Carbon Nanotube Hybrid Photovoltaics
TECHNOLOGY NUMBER: 4725
OVERVIEW
Efficient carbon nanotube SWNT/P3HT hybrid photovoltaic devices
- Achieves >90% internal quantum efficiency in large-area devices
- Renewable energy harvesting, efficient solar panels, low-cost photovoltaics
BACKGROUND
Photovoltaic devices, particularly those based on organic polymers and small molecules, hold significant promise for low-cost and scalable renewable energy solutions. Traditional organic photovoltaic systems use a donor-acceptor architecture to facilitate exciton dissociation and charge separation at the heterojunction. The most successful versions to date, polymer/fullerene bulk heterojunctions, have achieved up to ~7% power conversion efficiency. Despite their potential, these systems have slow charge extraction and high charge recombination due to low carrier mobility in polymers. The resulting low efficiency restricts their commercial viability. An emerging solution involves integrating high-mobility conducting networks to enhance fast carrier extraction. Single-walled carbon nanotubes (SWNTs) present an ideal candidate due to their one-dimensional conduction and superior carrier mobilities. Thus, leveraging SWNTs in hybrid photovoltaic devices with regioregular poly [3-hexylthiophene-2,5-diyl] (P3HT) has been explored for improving performance.
INNOVATION
Researchers at the University of Michigan have developed an efficient hybrid photovoltaic devices using single-walled carbon nanotubes (SWNTs) coupled with poly [3-hexylthiophene-2,5-diyl] (P3HT).

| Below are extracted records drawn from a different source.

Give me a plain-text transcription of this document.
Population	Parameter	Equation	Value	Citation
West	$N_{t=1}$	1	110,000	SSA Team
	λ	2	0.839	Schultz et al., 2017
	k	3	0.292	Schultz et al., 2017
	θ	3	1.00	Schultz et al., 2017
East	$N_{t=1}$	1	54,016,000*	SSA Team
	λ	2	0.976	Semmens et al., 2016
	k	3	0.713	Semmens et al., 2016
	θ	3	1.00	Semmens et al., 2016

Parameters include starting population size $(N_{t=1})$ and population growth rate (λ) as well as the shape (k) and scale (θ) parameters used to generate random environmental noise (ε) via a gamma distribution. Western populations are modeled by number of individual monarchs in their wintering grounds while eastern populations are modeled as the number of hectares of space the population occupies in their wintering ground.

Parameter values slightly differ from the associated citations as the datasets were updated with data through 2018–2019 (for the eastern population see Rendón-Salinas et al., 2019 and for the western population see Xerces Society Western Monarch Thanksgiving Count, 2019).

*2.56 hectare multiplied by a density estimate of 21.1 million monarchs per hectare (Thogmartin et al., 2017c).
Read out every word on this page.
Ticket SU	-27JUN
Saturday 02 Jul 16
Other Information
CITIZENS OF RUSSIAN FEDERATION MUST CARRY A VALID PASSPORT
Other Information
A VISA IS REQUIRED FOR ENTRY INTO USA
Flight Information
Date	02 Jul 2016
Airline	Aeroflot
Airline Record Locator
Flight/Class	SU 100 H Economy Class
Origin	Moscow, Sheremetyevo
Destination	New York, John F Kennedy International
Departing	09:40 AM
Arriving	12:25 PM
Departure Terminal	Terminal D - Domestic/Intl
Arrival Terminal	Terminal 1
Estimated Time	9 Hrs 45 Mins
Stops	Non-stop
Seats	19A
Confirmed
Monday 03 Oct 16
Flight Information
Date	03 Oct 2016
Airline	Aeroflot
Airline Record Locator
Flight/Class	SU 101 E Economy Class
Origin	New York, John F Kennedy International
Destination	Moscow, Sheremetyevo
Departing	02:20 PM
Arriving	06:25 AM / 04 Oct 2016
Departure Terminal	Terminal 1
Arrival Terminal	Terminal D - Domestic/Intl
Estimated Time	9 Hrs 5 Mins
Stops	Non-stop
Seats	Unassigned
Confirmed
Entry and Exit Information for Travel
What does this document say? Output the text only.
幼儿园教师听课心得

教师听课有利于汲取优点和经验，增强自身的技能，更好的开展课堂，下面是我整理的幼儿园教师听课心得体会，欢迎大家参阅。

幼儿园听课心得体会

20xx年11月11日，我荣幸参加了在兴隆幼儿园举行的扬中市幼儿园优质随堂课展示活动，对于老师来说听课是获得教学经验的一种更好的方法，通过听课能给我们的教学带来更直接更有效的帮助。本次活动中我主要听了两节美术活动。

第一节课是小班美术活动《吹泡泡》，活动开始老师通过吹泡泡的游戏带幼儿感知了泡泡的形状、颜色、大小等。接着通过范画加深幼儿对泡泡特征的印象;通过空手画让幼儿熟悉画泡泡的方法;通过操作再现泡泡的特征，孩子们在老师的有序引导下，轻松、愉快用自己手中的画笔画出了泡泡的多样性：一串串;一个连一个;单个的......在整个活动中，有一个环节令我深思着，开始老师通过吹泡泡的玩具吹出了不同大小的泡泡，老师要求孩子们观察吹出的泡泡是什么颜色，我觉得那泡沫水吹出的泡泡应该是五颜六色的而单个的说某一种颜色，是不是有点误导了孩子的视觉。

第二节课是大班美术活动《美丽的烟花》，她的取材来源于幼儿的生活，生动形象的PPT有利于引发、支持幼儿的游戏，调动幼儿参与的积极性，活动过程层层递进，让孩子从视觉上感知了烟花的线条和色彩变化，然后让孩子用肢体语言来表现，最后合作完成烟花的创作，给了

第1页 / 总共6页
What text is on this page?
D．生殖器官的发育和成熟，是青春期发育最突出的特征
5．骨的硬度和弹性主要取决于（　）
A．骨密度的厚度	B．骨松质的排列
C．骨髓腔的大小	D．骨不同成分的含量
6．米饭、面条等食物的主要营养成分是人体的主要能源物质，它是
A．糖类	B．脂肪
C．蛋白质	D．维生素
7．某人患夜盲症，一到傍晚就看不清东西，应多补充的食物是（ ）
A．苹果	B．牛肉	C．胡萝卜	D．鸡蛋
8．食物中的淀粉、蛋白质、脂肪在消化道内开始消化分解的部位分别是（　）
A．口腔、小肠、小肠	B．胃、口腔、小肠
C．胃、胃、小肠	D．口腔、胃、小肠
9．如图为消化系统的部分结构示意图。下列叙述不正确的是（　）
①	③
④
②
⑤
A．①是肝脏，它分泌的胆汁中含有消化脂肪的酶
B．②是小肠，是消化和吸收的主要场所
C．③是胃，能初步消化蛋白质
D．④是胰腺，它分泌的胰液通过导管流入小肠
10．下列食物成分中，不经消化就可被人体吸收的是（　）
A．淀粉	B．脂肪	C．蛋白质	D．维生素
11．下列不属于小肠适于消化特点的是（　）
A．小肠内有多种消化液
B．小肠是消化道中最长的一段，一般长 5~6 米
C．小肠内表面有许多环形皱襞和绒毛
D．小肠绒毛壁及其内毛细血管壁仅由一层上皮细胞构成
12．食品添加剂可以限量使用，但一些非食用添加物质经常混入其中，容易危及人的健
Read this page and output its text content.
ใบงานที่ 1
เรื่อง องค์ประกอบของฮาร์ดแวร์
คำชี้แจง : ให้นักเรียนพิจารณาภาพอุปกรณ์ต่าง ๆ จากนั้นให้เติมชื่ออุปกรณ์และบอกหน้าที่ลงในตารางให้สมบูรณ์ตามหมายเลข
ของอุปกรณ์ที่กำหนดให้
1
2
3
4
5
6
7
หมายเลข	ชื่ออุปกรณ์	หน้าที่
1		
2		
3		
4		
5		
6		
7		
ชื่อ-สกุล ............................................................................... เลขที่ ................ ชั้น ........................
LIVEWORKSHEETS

Contrary to conventional beliefs that metallic SWNTs hinder device performance, experimental studies reveal both semiconducting and metallic SWNTs as effective hole acceptors when p-doped by P3HT. This results in efficient exciton dissociation driven by a built-in voltage at the heterojunction. Utilizing horizontally aligned SWNT arrays, large-scale SWNT/P3HT bilayer photovoltaics with over 90% internal quantum efficiency is achieved. These devices have vast potential in renewable energy harvesting, enabling the deployment of cost-effective and sustainable solar energy systems on a larger scale.
ADDITIONAL INFORMATION
INTELLECTUAL PROPERTY:
US8502195 "Carbon nanotube hybrid photovoltaics"